– Отстань… Я вас поздравляю, джентльмены: главкомом ВКС назначен маршал Гласс.
– О, – сказал Лоссберг, и в салоне повисла тяжелая тишина.
Маршала Гласса они все знали очень хорошо. Махровый армейский дуб, девяностолетний трезвенник и резонер, он превратил Генштаб в совершенно закосневшую структуру, способную лишь на создание бесчисленного количества циркуляров и инструкций, которые поражали своим идиотизмом даже старых, кадровых дуроломов. Гласе же, беспрестанно интригуя, добился отставки большинства грамотных молодых маршалов, засадив Генеральный Штаб ВКС порослью таких же, как и он сам, желчных маразматиков.
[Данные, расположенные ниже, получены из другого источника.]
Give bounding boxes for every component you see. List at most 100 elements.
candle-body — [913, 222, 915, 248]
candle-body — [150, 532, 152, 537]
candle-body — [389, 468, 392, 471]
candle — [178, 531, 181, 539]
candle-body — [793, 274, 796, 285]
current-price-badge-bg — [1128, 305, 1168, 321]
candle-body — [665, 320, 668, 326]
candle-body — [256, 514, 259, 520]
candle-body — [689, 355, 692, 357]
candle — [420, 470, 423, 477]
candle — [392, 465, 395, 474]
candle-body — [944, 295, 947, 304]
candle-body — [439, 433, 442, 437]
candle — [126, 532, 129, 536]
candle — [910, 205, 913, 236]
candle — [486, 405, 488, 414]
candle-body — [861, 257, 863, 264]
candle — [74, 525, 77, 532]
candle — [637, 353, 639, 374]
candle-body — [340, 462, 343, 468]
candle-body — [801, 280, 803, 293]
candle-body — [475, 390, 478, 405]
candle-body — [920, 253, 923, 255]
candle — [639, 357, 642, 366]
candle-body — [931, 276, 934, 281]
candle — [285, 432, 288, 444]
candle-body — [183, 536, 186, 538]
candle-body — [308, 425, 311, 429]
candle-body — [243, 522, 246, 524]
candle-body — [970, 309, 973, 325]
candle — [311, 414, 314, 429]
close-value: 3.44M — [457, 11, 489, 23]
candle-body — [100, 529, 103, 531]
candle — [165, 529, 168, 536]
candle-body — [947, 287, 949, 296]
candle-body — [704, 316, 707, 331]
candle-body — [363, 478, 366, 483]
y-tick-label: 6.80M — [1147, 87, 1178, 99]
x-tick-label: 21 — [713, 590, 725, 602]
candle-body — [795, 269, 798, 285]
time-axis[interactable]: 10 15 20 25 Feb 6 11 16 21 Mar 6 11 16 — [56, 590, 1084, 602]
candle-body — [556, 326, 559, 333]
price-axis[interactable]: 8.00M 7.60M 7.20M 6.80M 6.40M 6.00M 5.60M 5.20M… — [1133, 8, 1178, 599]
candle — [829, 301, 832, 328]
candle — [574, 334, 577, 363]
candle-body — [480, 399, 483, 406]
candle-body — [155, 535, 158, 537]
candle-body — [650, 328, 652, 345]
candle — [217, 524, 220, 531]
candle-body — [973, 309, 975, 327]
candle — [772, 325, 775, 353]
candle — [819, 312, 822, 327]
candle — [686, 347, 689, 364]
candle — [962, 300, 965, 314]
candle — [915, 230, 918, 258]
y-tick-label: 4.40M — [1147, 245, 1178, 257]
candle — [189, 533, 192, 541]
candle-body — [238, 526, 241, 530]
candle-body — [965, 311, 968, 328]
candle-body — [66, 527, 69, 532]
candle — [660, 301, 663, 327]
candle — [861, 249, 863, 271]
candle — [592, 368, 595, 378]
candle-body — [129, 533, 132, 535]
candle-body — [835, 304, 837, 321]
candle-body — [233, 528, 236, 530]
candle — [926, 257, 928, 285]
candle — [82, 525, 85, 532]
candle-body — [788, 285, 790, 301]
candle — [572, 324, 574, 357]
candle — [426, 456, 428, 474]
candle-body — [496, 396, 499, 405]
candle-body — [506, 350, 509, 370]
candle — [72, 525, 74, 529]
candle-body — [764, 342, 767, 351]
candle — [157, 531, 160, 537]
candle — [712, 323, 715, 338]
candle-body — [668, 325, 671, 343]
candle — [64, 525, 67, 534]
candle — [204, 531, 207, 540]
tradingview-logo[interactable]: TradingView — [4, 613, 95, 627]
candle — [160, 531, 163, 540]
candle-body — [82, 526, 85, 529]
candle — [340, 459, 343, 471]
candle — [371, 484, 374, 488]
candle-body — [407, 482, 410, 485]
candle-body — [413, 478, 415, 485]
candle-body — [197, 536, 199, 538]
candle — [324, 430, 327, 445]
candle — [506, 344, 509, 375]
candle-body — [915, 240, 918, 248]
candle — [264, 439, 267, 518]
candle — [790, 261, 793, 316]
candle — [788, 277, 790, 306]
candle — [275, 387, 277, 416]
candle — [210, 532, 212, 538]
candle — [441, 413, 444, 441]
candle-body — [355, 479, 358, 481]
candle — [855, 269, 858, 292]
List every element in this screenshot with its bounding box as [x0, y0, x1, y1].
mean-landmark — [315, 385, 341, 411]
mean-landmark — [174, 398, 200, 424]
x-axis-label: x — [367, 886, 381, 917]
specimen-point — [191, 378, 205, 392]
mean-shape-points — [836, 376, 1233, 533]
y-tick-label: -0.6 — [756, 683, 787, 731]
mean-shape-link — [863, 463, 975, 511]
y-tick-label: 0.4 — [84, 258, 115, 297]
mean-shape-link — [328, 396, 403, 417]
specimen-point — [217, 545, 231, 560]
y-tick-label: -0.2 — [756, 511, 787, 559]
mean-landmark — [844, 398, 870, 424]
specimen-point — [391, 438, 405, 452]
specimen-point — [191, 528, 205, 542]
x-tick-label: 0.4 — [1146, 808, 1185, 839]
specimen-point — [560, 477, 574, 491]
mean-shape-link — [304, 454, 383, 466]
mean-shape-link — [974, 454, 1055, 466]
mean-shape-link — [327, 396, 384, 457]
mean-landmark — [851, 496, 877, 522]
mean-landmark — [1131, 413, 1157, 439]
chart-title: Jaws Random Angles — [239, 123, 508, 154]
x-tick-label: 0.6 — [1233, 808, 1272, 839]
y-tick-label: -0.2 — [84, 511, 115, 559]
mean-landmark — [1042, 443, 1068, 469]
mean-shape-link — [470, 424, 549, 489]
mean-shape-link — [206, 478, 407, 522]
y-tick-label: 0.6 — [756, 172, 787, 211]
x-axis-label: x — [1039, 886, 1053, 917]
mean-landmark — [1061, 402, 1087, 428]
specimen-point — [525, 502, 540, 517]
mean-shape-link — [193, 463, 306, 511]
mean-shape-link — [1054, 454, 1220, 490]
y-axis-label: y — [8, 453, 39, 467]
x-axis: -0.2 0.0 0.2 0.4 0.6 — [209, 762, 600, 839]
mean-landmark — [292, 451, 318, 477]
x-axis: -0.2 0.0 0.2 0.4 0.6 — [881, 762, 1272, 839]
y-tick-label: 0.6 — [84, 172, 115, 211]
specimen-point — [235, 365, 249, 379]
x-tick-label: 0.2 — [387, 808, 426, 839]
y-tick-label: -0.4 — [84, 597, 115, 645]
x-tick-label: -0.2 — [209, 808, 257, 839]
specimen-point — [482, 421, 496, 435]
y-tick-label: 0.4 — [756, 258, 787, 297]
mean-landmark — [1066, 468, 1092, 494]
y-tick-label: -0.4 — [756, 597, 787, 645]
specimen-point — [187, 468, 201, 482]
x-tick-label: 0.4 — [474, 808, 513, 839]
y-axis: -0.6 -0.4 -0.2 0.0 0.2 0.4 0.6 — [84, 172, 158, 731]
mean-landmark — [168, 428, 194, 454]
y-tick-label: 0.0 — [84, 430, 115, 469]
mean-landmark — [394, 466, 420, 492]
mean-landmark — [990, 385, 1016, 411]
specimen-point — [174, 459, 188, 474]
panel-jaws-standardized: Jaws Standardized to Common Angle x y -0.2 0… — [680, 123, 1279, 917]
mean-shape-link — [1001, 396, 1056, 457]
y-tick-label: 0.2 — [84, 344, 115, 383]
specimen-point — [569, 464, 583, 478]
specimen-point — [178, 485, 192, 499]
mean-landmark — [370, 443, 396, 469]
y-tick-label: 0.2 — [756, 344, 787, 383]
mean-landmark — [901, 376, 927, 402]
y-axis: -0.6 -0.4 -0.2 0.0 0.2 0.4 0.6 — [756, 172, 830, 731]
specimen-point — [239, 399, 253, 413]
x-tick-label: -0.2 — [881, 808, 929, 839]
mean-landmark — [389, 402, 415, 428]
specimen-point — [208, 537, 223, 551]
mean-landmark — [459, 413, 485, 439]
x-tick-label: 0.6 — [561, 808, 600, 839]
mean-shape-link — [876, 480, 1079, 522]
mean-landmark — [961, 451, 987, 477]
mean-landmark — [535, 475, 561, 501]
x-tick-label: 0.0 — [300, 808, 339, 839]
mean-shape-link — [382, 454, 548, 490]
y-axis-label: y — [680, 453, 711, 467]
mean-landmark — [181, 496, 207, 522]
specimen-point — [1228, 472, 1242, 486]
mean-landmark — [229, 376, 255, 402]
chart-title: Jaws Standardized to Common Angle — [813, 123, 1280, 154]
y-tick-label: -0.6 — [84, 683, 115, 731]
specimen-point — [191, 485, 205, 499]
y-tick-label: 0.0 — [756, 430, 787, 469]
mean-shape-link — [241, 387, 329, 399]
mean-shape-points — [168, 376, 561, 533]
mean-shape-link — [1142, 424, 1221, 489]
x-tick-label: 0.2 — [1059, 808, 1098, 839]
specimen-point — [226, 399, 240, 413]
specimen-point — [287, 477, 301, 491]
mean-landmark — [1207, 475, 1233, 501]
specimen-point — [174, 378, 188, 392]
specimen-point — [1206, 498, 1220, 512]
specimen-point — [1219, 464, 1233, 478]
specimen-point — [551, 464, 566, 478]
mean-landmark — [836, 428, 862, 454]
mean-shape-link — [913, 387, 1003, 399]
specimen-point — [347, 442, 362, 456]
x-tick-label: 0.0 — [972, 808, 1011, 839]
Носить эполеты они еще могли, но вот разбираться в стремительно меняющейся обстановке последних предвоенных лет – уже никак.
– Для нас это меняет очень многое, – промычал Этерлен. – Ты понимаешь?
Хикки понимал. Теперь уже не Флот будет выполнять директивы СБ, а скорее наоборот. Раз на “троне” расселся Гласе, значит, флотскую разведку возглавят его приятели с палочками, извлеченные из небытия полузаброшенных гарнизонов, где они сидели, как старые грибы, в ожидании своего срока. Энергичное поколение сорока–пятидесятилетних немедленно отправят в отставку, а на их место сунут столетних старцев, с которыми нынешний главком когда-то начинал службу. Вся эта публика терпеть не может “умников в черном”, имеющих привычку совать нос в каждую дырку, и, естественно, благодаря им сорвутся десятки наработок, на которые были потрачены годы.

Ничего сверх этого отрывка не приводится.